5. Revamping internet project in public transport
Katabarwa said that the internet was installed in all buses to encourage Rwandans use the internet but the implementation experienced challenges that caused inconvenience for internet users in buses.
“In fact, what was revealed is that the tools used for internet connectivity were not convenient to Kigali city environment. Some of them are damaged due to the shaking of buses; and other tools were blocked by conductors or damaged by water at carwashes,” said Katabarwa.
We sat together with technicians and various entities and we realized that there is a need to seek effective “routers” that can guarantee internet and resist from that damaging incidences.
“The routers that we had were no as sophisticated that they could not resist the weather conditions. We are now looking for a routers which can resist such weather conditions. Such tools are being tested and shall be introduced in the coming days in all buses to avail internet to passengers,” he said.
He said that with bus internet connectivity will also help investors in bus management systems, phone users and those who need to advertise online in the buses.
The motorcycle transport is another sector that came to support buses, according to Katabarwa, but the sector is still facing a number of challenges such as discipline and safety in terms of theft.
He however said that some have been operating smartly by adopting ICT based applications which foster services delivery.
These include meters that reduce bargaining between the driver and the passenger.
The move also supports government initiative of going cashless economy where tap and pay card will be for motorcycle taxi payment.
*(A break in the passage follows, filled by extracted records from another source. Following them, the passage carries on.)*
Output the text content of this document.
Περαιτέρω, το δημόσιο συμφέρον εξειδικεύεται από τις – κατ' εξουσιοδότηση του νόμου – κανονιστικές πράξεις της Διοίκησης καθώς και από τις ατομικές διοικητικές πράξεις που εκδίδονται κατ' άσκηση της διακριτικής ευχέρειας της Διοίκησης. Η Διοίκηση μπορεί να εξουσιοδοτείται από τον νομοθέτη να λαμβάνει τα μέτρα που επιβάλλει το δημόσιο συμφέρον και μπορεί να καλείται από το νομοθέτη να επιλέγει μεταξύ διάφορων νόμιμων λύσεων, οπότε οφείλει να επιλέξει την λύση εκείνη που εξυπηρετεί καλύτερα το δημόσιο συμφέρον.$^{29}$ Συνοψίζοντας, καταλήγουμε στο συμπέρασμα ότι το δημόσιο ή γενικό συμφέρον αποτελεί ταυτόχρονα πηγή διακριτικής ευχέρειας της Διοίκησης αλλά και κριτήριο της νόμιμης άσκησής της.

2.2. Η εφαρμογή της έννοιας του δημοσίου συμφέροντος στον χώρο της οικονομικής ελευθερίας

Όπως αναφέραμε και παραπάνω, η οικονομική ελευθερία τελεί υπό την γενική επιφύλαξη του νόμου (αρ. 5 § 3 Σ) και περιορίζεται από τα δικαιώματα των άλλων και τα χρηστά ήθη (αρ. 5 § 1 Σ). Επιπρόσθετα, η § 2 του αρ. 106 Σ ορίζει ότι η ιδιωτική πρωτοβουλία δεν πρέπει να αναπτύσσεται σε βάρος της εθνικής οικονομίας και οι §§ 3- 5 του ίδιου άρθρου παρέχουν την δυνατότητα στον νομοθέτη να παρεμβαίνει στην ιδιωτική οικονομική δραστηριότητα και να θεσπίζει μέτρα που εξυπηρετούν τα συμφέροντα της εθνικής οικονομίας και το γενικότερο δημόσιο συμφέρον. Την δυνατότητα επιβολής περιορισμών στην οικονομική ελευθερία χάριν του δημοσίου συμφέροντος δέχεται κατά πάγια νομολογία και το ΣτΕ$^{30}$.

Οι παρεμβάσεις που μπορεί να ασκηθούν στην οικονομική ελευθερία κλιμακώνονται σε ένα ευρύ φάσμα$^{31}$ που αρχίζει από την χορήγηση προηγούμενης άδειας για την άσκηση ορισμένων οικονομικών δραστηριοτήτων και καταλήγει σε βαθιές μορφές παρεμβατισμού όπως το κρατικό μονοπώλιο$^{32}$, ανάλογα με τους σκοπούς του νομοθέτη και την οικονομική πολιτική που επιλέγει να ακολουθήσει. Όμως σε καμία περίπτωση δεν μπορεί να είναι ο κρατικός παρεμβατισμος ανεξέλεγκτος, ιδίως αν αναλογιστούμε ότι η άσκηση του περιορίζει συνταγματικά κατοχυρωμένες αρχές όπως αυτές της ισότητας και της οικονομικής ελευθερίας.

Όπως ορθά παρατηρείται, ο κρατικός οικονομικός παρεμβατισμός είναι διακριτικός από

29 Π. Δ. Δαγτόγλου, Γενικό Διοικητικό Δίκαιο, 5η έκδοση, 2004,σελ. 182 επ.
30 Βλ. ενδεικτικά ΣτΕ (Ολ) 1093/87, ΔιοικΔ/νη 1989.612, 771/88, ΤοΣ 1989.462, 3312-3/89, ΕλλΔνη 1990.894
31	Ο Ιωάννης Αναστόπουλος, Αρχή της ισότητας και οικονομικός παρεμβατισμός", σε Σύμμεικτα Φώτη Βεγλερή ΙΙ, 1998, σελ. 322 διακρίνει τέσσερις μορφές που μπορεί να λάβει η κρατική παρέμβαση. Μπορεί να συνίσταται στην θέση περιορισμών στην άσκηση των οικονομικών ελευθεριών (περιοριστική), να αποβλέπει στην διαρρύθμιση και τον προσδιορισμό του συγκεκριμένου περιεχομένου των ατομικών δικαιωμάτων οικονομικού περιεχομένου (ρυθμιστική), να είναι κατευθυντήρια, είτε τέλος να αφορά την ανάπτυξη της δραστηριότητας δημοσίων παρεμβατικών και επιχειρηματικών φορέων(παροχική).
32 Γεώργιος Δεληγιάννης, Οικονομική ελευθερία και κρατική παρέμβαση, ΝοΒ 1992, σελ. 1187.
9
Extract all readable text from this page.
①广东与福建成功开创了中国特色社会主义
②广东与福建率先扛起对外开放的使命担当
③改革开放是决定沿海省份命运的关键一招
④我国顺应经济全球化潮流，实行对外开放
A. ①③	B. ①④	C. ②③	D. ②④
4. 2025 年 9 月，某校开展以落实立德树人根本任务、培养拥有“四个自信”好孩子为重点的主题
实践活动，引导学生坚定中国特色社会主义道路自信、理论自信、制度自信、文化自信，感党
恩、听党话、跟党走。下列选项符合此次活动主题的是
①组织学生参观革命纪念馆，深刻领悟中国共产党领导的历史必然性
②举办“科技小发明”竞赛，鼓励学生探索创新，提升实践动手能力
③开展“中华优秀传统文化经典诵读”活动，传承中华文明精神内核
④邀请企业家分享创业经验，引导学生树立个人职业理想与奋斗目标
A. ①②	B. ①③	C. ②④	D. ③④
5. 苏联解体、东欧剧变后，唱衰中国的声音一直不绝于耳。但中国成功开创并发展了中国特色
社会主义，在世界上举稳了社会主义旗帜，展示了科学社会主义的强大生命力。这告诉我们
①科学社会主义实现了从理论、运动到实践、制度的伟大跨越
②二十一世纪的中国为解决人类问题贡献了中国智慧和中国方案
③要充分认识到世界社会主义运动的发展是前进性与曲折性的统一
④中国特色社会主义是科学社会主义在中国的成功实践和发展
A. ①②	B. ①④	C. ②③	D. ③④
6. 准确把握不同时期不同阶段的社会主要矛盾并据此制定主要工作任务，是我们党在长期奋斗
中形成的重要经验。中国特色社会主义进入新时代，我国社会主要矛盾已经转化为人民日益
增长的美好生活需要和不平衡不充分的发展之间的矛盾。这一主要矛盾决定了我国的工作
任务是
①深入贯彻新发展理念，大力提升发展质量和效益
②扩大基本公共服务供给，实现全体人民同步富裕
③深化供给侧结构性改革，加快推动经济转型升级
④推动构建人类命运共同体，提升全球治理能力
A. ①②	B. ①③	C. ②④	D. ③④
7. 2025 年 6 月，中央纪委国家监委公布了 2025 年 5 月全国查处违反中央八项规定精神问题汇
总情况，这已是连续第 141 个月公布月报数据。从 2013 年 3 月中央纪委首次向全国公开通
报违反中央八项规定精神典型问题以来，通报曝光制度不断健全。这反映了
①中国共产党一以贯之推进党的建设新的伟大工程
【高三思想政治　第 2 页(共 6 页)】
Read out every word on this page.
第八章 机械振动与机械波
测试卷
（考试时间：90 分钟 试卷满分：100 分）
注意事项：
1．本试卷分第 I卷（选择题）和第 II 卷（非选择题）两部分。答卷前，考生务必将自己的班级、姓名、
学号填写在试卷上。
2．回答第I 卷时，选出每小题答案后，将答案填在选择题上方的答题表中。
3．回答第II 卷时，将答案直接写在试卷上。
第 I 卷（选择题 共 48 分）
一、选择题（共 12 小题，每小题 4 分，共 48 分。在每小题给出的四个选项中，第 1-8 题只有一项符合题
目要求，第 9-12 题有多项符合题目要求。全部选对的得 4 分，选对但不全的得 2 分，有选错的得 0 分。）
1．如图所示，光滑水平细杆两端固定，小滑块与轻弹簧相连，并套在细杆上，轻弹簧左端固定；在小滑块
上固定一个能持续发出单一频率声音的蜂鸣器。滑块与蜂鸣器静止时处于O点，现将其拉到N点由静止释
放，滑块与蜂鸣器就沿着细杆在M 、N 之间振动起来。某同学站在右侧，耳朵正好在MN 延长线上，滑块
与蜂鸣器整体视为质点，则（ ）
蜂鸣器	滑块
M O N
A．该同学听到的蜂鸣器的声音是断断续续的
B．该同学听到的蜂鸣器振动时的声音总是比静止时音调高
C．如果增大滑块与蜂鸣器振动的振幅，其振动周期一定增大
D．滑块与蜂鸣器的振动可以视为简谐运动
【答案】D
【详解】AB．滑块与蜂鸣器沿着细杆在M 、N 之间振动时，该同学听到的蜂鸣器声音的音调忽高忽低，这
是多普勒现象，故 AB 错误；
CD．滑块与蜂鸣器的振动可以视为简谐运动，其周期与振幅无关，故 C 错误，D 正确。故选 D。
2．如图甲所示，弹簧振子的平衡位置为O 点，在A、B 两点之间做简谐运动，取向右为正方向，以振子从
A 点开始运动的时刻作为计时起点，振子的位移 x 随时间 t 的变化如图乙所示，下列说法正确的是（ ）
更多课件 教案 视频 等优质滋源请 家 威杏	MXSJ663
Stakeholders will look into how it could be used to pay other services.
Katabarwa said that ICT for motorcycles should be coupled with the GPS that will help in tracking the place where the motorcyclist is located to be able to track misconduct.
“We shall also be having tools to measure over speeding and location of motors which will assist us in changing behaviors of motorcyclists. Just like for the taxi cab, whoever needs a moto will be able to call it using the same technology,” he added.
Some city motorcycle riders do not have licenses and others have forged ones, but Katabarwa said that motorcyclists will no longer be obliged to have physical documents as all these services will be done electronically to be easy for inspectors to eliminate the forging.
“We are working to improve on the discipline and encourage investors with such innovations to work with them. Currently we have Yego Moto that has got the license from RURA and more are looking for such licenses to work with motorcyclists,” he added.
we are encouraging investors to come and invest in all transport areas in Rwanda regardless of the country they come from .There are many ways of investing in transport from increasing vehicles, ICT applications for the sector and also bringing vehicles that are environmental-friendly.
For new projects or innovation RURA helps in setting its regulatory framework and start operations, he added.